2018 has been one toxic year.
You know it,christian church eroticism we know it, and the Oxford Dictionary knows it. The prestigious publisher has chosen their Word of the Year, and this time, it's "toxic."
SEE ALSO: How a ridiculous game uses jousting dicks to interrogate toxic masculinity"The Oxford Word of the Year is a word or expression that is judged to reflect the ethos, mood, or preoccupations of the passing year, and have lasting potential as a term of cultural significance," reads on online statement from the dictionary.
"In 2018, toxicadded many strings to its poisoned bow becoming an intoxicating descriptor for the year’s most talked about topics."
Dictionaries like the Oxford, Merriam-Webster, Macquarie and Dictionary.com pick their words of the year based on the frequency of online lookups — last year, Oxford's was "youthquake."
What made the shortlist for 2018? Gaslighting, incel, techlash, gammon, cakeism, overtourism, orbiting and of course, Big Dick Energy.
According to data collated by the dictionary, the word "toxic" saw a 45 percent rise in the number of times it's been looked up on the Oxford Dictionary website in 2018.

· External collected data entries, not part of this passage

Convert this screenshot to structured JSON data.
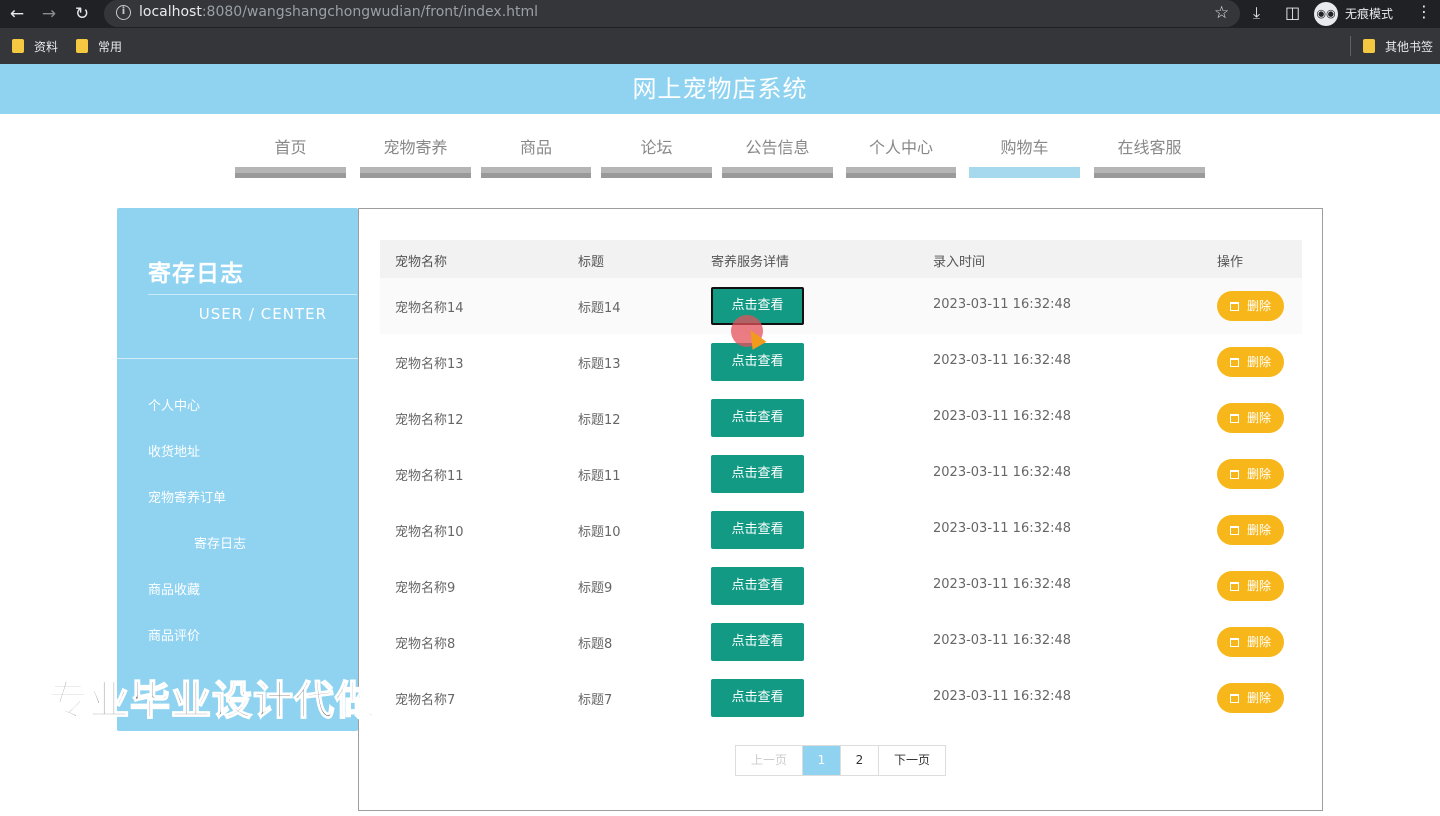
{
  "browser": {
    "url_host": "localhost",
    "url_path": ":8080/wangshangchongwudian/front/index.html",
    "incognito_label": "无痕模式",
    "bookmarks": [
      "资料",
      "常用"
    ],
    "other_bookmarks": "其他书签"
  },
  "site": {
    "title": "网上宠物店系统"
  },
  "nav": {
    "items": [
      "首页",
      "宠物寄养",
      "商品",
      "论坛",
      "公告信息",
      "个人中心",
      "购物车",
      "在线客服"
    ],
    "active_index": 6
  },
  "sidebar": {
    "title": "寄存日志",
    "subtitle": "USER / CENTER",
    "items": [
      "个人中心",
      "收货地址",
      "宠物寄养订单",
      "寄存日志",
      "商品收藏",
      "商品评价"
    ],
    "active_item": "寄存日志"
  },
  "watermark": "专业毕业设计代做",
  "table": {
    "headers": [
      "宠物名称",
      "标题",
      "寄养服务详情",
      "录入时间",
      "操作"
    ],
    "rows": [
      {
        "pet": "宠物名称14",
        "title": "标题14",
        "time": "2023-03-11 16:32:48"
      },
      {
        "pet": "宠物名称13",
        "title": "标题13",
        "time": "2023-03-11 16:32:48"
      },
      {
        "pet": "宠物名称12",
        "title": "标题12",
        "time": "2023-03-11 16:32:48"
      },
      {
        "pet": "宠物名称11",
        "title": "标题11",
        "time": "2023-03-11 16:32:48"
      },
      {
        "pet": "宠物名称10",
        "title": "标题10",
        "time": "2023-03-11 16:32:48"
      },
      {
        "pet": "宠物名称9",
        "title": "标题9",
        "time": "2023-03-11 16:32:48"
      },
      {
        "pet": "宠物名称8",
        "title": "标题8",
        "time": "2023-03-11 16:32:48"
      },
      {
        "pet": "宠物名称7",
        "title": "标题7",
        "time": "2023-03-11 16:32:48"
      }
    ],
    "view_label": "点击查看",
    "delete_label": "删除",
    "delete_icon": "trash-icon"
  },
  "pagination": {
    "prev": "上一页",
    "pages": [
      "1",
      "2"
    ],
    "current": "1",
    "next": "下一页"
  },
  "colors": {
    "brand": "#8fd3f1",
    "view_button": "#139a85",
    "delete_button": "#f7b71b"
  }
}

But it's not just looked up alone. Over the last year these ten habitually associated words, or collocates, were the most looked up:
Chemical
Masculinity
Substance
Gas
Environment
Relationship
Culture
Waste
Algae
Air
Toxic masculinity stands out, right? It's the second most associated word people have looked up in the dictionary online. It makes sense considering the last 12 months, with the #MeToo and Time's Up movements championing the abolition of toxic masculinity, and toxic relationships (number six on the list).
Toxic chemical, however, is the most looked up. Oxford suggests this could be due to news stories of the last 12 months involving these, like the nerve agent poisoning of a former Russian intelligence officer and his daughter, and global concern over the world’s toxic chemical stockpiles.
Toxic environment could mean multiple things, from recent shifts in attitude toward harassment in the workplace to recent reports of extreme air pollution in India. The same goes for toxic culture, which could relate to workplace unrest akin to Google's mass walkouts.
So, you've made it this far, you must want to know where the word "toxic" comes from?
"The adjective toxicis defined as ‘poisonous’ and first appeared in English in the mid-seventeenth century from the medieval Latin toxicus, meaning ‘poisoned’ or ‘imbued with poison’," reads the Oxford Dictionary's definition.
"The medieval Latin term was in turn borrowed from the Latin toxicum, meaning ‘poison’, which has its origins in the Greek toxikon pharmakon– lethal poison used by the ancient Greeks for smearing on the points of their arrows."